The promotion of a web resource is mainly based on analysis and analytics. And to better understand which pages of the site or its parts are more in demand, use a heatmap tool. It helps to present information in comparison. In this article, we will talk about what a site heatmap is, its types, features, and other useful things for people who promote their web resources.

A site heatmap is a tool that uses a color palette to determine and display click-through statistics on a web resource that evaluates the effectiveness of a site or any part of it.

In simple words, a heat map spots on the screen that shows which elements attract users the most. In another way, it is also called a click map.

The color patches range from warm to cool hues, where warm hues are the most attractive elements and cool hues are the least attractive. Based on this, we can say that the heat map also helps in the analysis of behavioral factors (link when the article appears) that affect the promotion of the resource.

Heatmap Features

First, let’s talk about the features of the heat map, or rather its advantages. This will help site owners to understand that it is an invaluable tool in the analysis of their web resources.

Benefits of a heat map:

·         Full monitoring of active user actions on the web resource is carried out: pages and their parts that are in demand among the audience are visible.

·         Unattractive content for users is visible, which means it can be deleted as unnecessary.

·         When new applications or parts of a web resource page are introduced, they are monitored: you can immediately understand whether they should be left or not.

·         The information obtained is accessible and easy to understand.

It turns out that the heat map gives an effective result in the field of analysis of the interests of users. In turn, the information obtained, with reasonable use, helps to make website promotion in several regions effective. Find out more by the link:

Types of heat map

The next thing we’ll talk about is the heatmap views. There are three of them. This is a heat map of links, confetti, and a scroll map. Let’s take a closer look at each of them.

And so, the heat map of links reflects in a bright shade those links on which users clicked the most. Less popular links are indicated with a gradient. This will help to put important elements in the most clickable places.

The next view is confetti, or in other words, a heat map of clicks. It is somewhat similar to the previous view, only it shows all the areas that users have clicked on. This view helps in assessing behavioral factors.

And the last one is the scroll map. Using this view, you can evaluate the scrolling of the page of a web resource. A bright shade will show the places where users linger for a long time. Pale will mark those places that were viewed in passing. Also helps to study behavioral factors.

When to Use a Heat Map?

“When to use a heat map?” next question. It will become a good assistant for those who are engaged in Internet marketing and content marketing. Also, for those who are interested in data on the activity of the audience on the web resource.

A site heatmap can be used in several ways. First, when you redesign a web resource. So, you’ve redesigned your site, but it still doesn’t work as well as the old one. This is where the heat map helps. By analyzing the activity of the audience at each stage of the transformation, you can understand what to keep and what needs to be changed.
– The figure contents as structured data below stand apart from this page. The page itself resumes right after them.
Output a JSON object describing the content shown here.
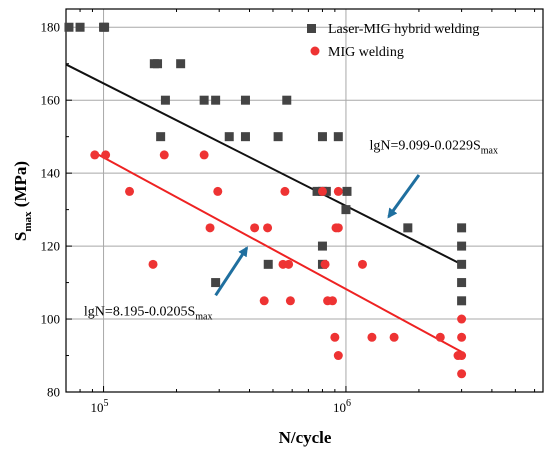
{
  "chart_data": {
    "type": "scatter",
    "title": "",
    "xlabel": "N/cycle",
    "ylabel": "S",
    "ylabel_sub": "max",
    "ylabel_unit": " (MPa)",
    "x_scale": "log",
    "xlim": [
      70000,
      6500000
    ],
    "ylim": [
      80,
      185
    ],
    "grid": true,
    "legend_position": "top-right",
    "x_major_ticks": [
      {
        "value": 100000,
        "base": "10",
        "exp": "5"
      },
      {
        "value": 1000000,
        "base": "10",
        "exp": "6"
      }
    ],
    "y_ticks": [
      80,
      100,
      120,
      140,
      160,
      180
    ],
    "series": [
      {
        "name": "Laser-MIG hybrid welding",
        "marker": "square",
        "color": "#444444",
        "points": [
          [
            72000,
            180
          ],
          [
            80000,
            180
          ],
          [
            100000,
            180
          ],
          [
            101000,
            180
          ],
          [
            162000,
            170
          ],
          [
            167000,
            170
          ],
          [
            208000,
            170
          ],
          [
            180000,
            160
          ],
          [
            260000,
            160
          ],
          [
            290000,
            160
          ],
          [
            385000,
            160
          ],
          [
            570000,
            160
          ],
          [
            172000,
            150
          ],
          [
            330000,
            150
          ],
          [
            385000,
            150
          ],
          [
            525000,
            150
          ],
          [
            800000,
            150
          ],
          [
            930000,
            150
          ],
          [
            760000,
            135
          ],
          [
            800000,
            135
          ],
          [
            830000,
            135
          ],
          [
            1010000,
            135
          ],
          [
            1000000,
            130
          ],
          [
            1800000,
            125
          ],
          [
            3000000,
            125
          ],
          [
            800000,
            120
          ],
          [
            3000000,
            120
          ],
          [
            800000,
            115
          ],
          [
            478000,
            115
          ],
          [
            3000000,
            115
          ],
          [
            290000,
            110
          ],
          [
            3000000,
            110
          ],
          [
            3000000,
            105
          ]
        ]
      },
      {
        "name": "MIG welding",
        "marker": "circle",
        "color": "#ee3333",
        "points": [
          [
            92000,
            145
          ],
          [
            102000,
            145
          ],
          [
            178000,
            145
          ],
          [
            260000,
            145
          ],
          [
            128000,
            135
          ],
          [
            296000,
            135
          ],
          [
            560000,
            135
          ],
          [
            800000,
            135
          ],
          [
            930000,
            135
          ],
          [
            275000,
            125
          ],
          [
            420000,
            125
          ],
          [
            475000,
            125
          ],
          [
            910000,
            125
          ],
          [
            930000,
            125
          ],
          [
            160000,
            115
          ],
          [
            550000,
            115
          ],
          [
            580000,
            115
          ],
          [
            820000,
            115
          ],
          [
            1170000,
            115
          ],
          [
            460000,
            105
          ],
          [
            590000,
            105
          ],
          [
            840000,
            105
          ],
          [
            880000,
            105
          ],
          [
            3000000,
            100
          ],
          [
            900000,
            95
          ],
          [
            1280000,
            95
          ],
          [
            1580000,
            95
          ],
          [
            2450000,
            95
          ],
          [
            3000000,
            95
          ],
          [
            930000,
            90
          ],
          [
            2900000,
            90
          ],
          [
            3000000,
            90
          ],
          [
            3000000,
            85
          ]
        ]
      }
    ],
    "fit_lines": [
      {
        "series": "Laser-MIG hybrid welding",
        "color": "#111111",
        "from": [
          70000,
          169.8
        ],
        "to": [
          3000000,
          115
        ]
      },
      {
        "series": "MIG welding",
        "color": "#ee2222",
        "from": [
          92000,
          145.6
        ],
        "to": [
          3000000,
          91
        ]
      }
    ],
    "annotations": [
      {
        "name": "hybrid-equation",
        "prefix": "lgN=9.099-0.0229S",
        "sub": "max",
        "text_at": [
          1250000,
          146.5
        ],
        "arrow_from": [
          2000000,
          139.5
        ],
        "arrow_to": [
          1500000,
          128
        ]
      },
      {
        "name": "mig-equation",
        "prefix": "lgN=8.195-0.0205S",
        "sub": "max",
        "text_at": [
          83000,
          101
        ],
        "arrow_from": [
          290000,
          106.5
        ],
        "arrow_to": [
          390000,
          119.5
        ]
      }
    ]
  }
}
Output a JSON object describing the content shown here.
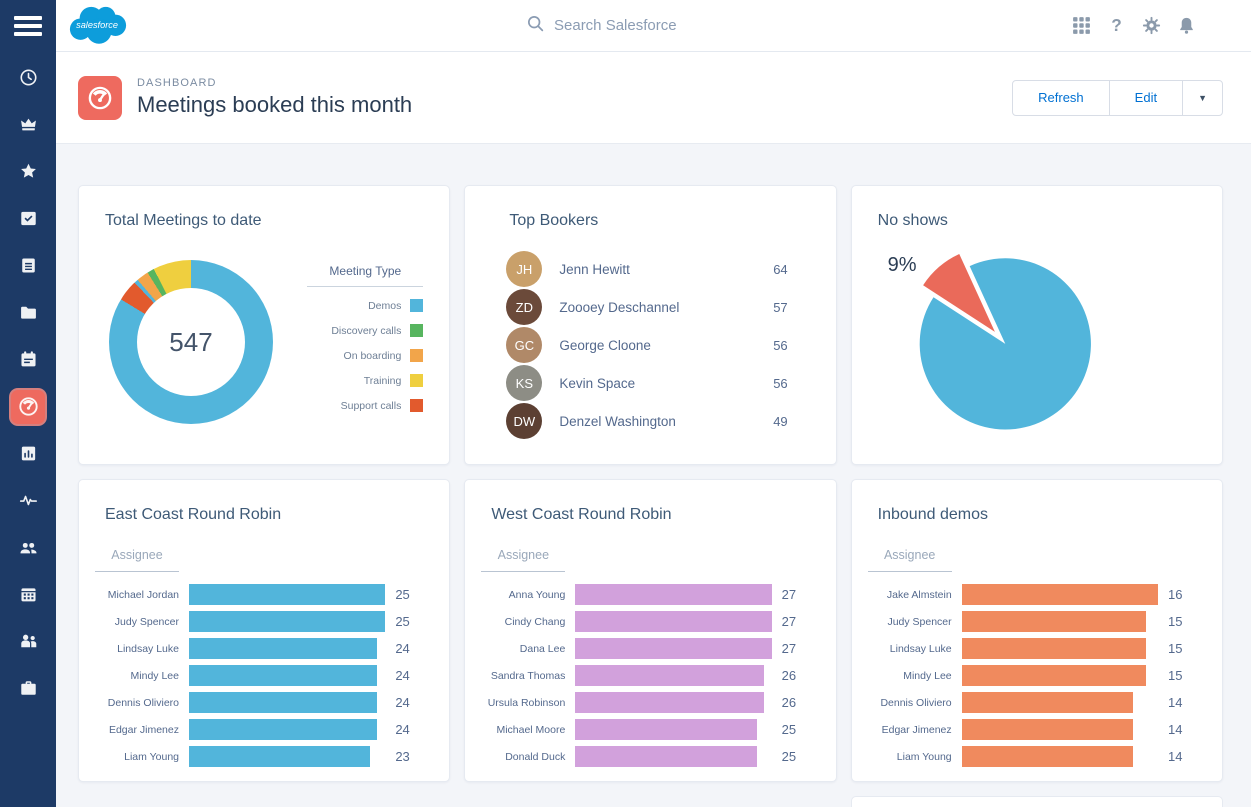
{
  "app": {
    "logo_label": "salesforce"
  },
  "colors": {
    "sidebar_bg": "#1D3A66",
    "accent_blue": "#0070D2",
    "tile_red": "#EE6A5F",
    "chart_blue": "#52B5DB",
    "chart_green": "#57B55F",
    "chart_orange": "#F2A54A",
    "chart_yellow": "#EFCF3F",
    "chart_red": "#E25A2D",
    "pie_red": "#EA6A5A",
    "bar_purple": "#D2A1DC",
    "bar_orange": "#F08A5E"
  },
  "sidebar": {
    "items": [
      {
        "icon": "clock",
        "selected": false
      },
      {
        "icon": "crown",
        "selected": false
      },
      {
        "icon": "star",
        "selected": false
      },
      {
        "icon": "inbox-check",
        "selected": false
      },
      {
        "icon": "clipboard-list",
        "selected": false
      },
      {
        "icon": "folder",
        "selected": false
      },
      {
        "icon": "calendar-event",
        "selected": false
      },
      {
        "icon": "gauge",
        "selected": true
      },
      {
        "icon": "report-chart",
        "selected": false
      },
      {
        "icon": "pulse",
        "selected": false
      },
      {
        "icon": "users-group",
        "selected": false
      },
      {
        "icon": "calendar-grid",
        "selected": false
      },
      {
        "icon": "people-pair",
        "selected": false
      },
      {
        "icon": "briefcase",
        "selected": false
      }
    ]
  },
  "header": {
    "search_placeholder": "Search Salesforce",
    "icons": [
      "app-launcher",
      "help",
      "settings",
      "notifications"
    ]
  },
  "page_header": {
    "eyebrow": "DASHBOARD",
    "title": "Meetings booked this month",
    "refresh_label": "Refresh",
    "edit_label": "Edit"
  },
  "chart_data": [
    {
      "type": "donut",
      "title": "Total Meetings to date",
      "total": "547",
      "legend_title": "Meeting Type",
      "legend": [
        {
          "label": "Demos",
          "color": "#52B5DB"
        },
        {
          "label": "Discovery calls",
          "color": "#57B55F"
        },
        {
          "label": "On boarding",
          "color": "#F2A54A"
        },
        {
          "label": "Training",
          "color": "#EFCF3F"
        },
        {
          "label": "Support calls",
          "color": "#E25A2D"
        }
      ],
      "segments_clockwise_from_top": [
        {
          "label": "Demos",
          "pct": 83.7,
          "color": "#52B5DB"
        },
        {
          "label": "Support calls",
          "pct": 4.2,
          "color": "#E25A2D"
        },
        {
          "label": "Demos",
          "pct": 0.8,
          "color": "#52B5DB"
        },
        {
          "label": "On boarding",
          "pct": 2.4,
          "color": "#F2A54A"
        },
        {
          "label": "Discovery calls",
          "pct": 1.4,
          "color": "#57B55F"
        },
        {
          "label": "Training",
          "pct": 7.5,
          "color": "#EFCF3F"
        }
      ]
    },
    {
      "type": "list",
      "title": "Top Bookers",
      "rows": [
        {
          "name": "Jenn Hewitt",
          "value": 64,
          "initials": "JH",
          "avatar_color": "#C9A06A"
        },
        {
          "name": "Zoooey Deschannel",
          "value": 57,
          "initials": "ZD",
          "avatar_color": "#6B4A3A"
        },
        {
          "name": "George Cloone",
          "value": 56,
          "initials": "GC",
          "avatar_color": "#B08968"
        },
        {
          "name": "Kevin Space",
          "value": 56,
          "initials": "KS",
          "avatar_color": "#8D8D85"
        },
        {
          "name": "Denzel Washington",
          "value": 49,
          "initials": "DW",
          "avatar_color": "#5C4033"
        }
      ]
    },
    {
      "type": "pie",
      "title": "No shows",
      "callout": "9%",
      "start_angle_deg": 303,
      "slices": [
        {
          "label": "No shows",
          "pct": 9,
          "color": "#EA6A5A",
          "exploded": true
        },
        {
          "label": "",
          "pct": 91,
          "color": "#52B5DB",
          "exploded": false
        }
      ]
    },
    {
      "type": "bar",
      "title": "East Coast Round Robin",
      "col_header": "Assignee",
      "color": "#52B5DB",
      "xmax": 25,
      "rows": [
        [
          "Michael Jordan",
          25
        ],
        [
          "Judy Spencer",
          25
        ],
        [
          "Lindsay Luke",
          24
        ],
        [
          "Mindy Lee",
          24
        ],
        [
          "Dennis Oliviero",
          24
        ],
        [
          "Edgar Jimenez",
          24
        ],
        [
          "Liam Young",
          23
        ]
      ]
    },
    {
      "type": "bar",
      "title": "West Coast Round Robin",
      "col_header": "Assignee",
      "color": "#D2A1DC",
      "xmax": 27,
      "rows": [
        [
          "Anna Young",
          27
        ],
        [
          "Cindy Chang",
          27
        ],
        [
          "Dana Lee",
          27
        ],
        [
          "Sandra Thomas",
          26
        ],
        [
          "Ursula Robinson",
          26
        ],
        [
          "Michael Moore",
          25
        ],
        [
          "Donald Duck",
          25
        ]
      ]
    },
    {
      "type": "bar",
      "title": "Inbound demos",
      "col_header": "Assignee",
      "color": "#F08A5E",
      "xmax": 16,
      "rows": [
        [
          "Jake Almstein",
          16
        ],
        [
          "Judy Spencer",
          15
        ],
        [
          "Lindsay Luke",
          15
        ],
        [
          "Mindy Lee",
          15
        ],
        [
          "Dennis Oliviero",
          14
        ],
        [
          "Edgar Jimenez",
          14
        ],
        [
          "Liam Young",
          14
        ]
      ]
    }
  ]
}
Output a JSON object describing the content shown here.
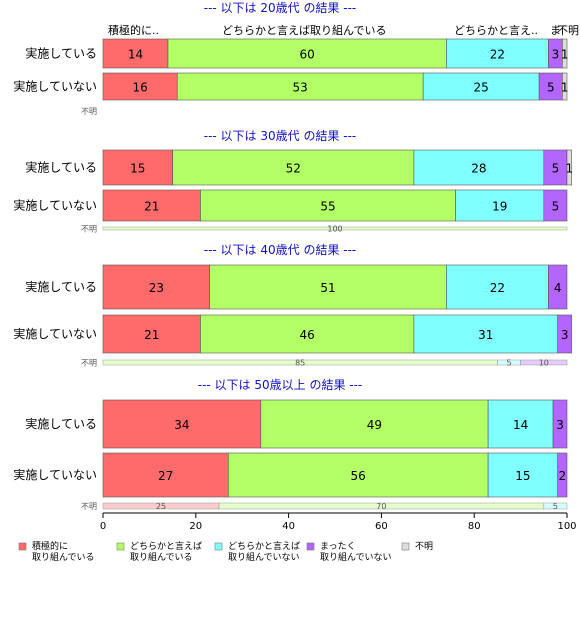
{
  "chart_data": {
    "type": "bar",
    "orientation": "horizontal-stacked",
    "xlim": [
      0,
      100
    ],
    "xticks": [
      0,
      20,
      40,
      60,
      80,
      100
    ],
    "colors": [
      "#ff6b6b",
      "#b2ff66",
      "#80ffff",
      "#b266ff",
      "#dddddd"
    ],
    "header_labels": [
      "積極的に..",
      "どちらかと言えば取り組んでいる",
      "どちらかと言え..",
      "ま",
      "不明"
    ],
    "legend": [
      {
        "line1": "積極的に",
        "line2": "取り組んでいる",
        "color": "#ff6b6b"
      },
      {
        "line1": "どちらかと言えば",
        "line2": "取り組んでいる",
        "color": "#b2ff66"
      },
      {
        "line1": "どちらかと言えば",
        "line2": "取り組んでいない",
        "color": "#80ffff"
      },
      {
        "line1": "まったく",
        "line2": "取り組んでいない",
        "color": "#b266ff"
      },
      {
        "line1": "不明",
        "line2": "",
        "color": "#dddddd"
      }
    ],
    "sections": [
      {
        "title": "--- 以下は 20歳代 の結果 ---",
        "rows": [
          {
            "label": "実施している",
            "values": [
              14,
              60,
              22,
              3,
              1
            ]
          },
          {
            "label": "実施していない",
            "values": [
              16,
              53,
              25,
              5,
              1
            ]
          }
        ],
        "unknown": {
          "label": "不明",
          "values": [],
          "labels": []
        }
      },
      {
        "title": "--- 以下は 30歳代 の結果 ---",
        "rows": [
          {
            "label": "実施している",
            "values": [
              15,
              52,
              28,
              5,
              1
            ]
          },
          {
            "label": "実施していない",
            "values": [
              21,
              55,
              19,
              5,
              0
            ]
          }
        ],
        "unknown": {
          "label": "不明",
          "values": [
            0,
            100,
            0,
            0,
            0
          ],
          "labels": [
            "",
            "100",
            "",
            "",
            ""
          ]
        }
      },
      {
        "title": "--- 以下は 40歳代 の結果 ---",
        "rows": [
          {
            "label": "実施している",
            "values": [
              23,
              51,
              22,
              4,
              0
            ]
          },
          {
            "label": "実施していない",
            "values": [
              21,
              46,
              31,
              3,
              0
            ]
          }
        ],
        "unknown": {
          "label": "不明",
          "values": [
            0,
            85,
            5,
            10,
            0
          ],
          "labels": [
            "",
            "85",
            "5",
            "10",
            ""
          ]
        }
      },
      {
        "title": "--- 以下は 50歳以上 の結果 ---",
        "rows": [
          {
            "label": "実施している",
            "values": [
              34,
              49,
              14,
              3,
              0
            ]
          },
          {
            "label": "実施していない",
            "values": [
              27,
              56,
              15,
              2,
              0
            ]
          }
        ],
        "unknown": {
          "label": "不明",
          "values": [
            25,
            70,
            5,
            0,
            0
          ],
          "labels": [
            "25",
            "70",
            "5",
            "",
            ""
          ]
        }
      }
    ]
  }
}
Secondly, when conducting A / B testing, when you need to understand which of the similar groups of elements will bring the highest conversion of the site. For example, you need to know which landing to choose, where to place a CTA button (a button that the user must click), or various elements on the page.

Thirdly, when analyzing the most appropriate content length and determining the place for CTA buttons. This case can be attributed to content marketing.

How the heat map works

Now let’s talk about how a heat map works: how data is collected from web resource pages. To begin with, the service produces a statistical slice of the URL page that was chosen for study. Then, using the site’s JavaScript, information about the loaded HTML page is transmitted to the service that was selected to create the heat map.

The service of your choice then develops a page map that reflects all the elements for interaction. And only after that, the collection of data on the active actions of visitors on the page starts. Each of its activities is entered on a heat map.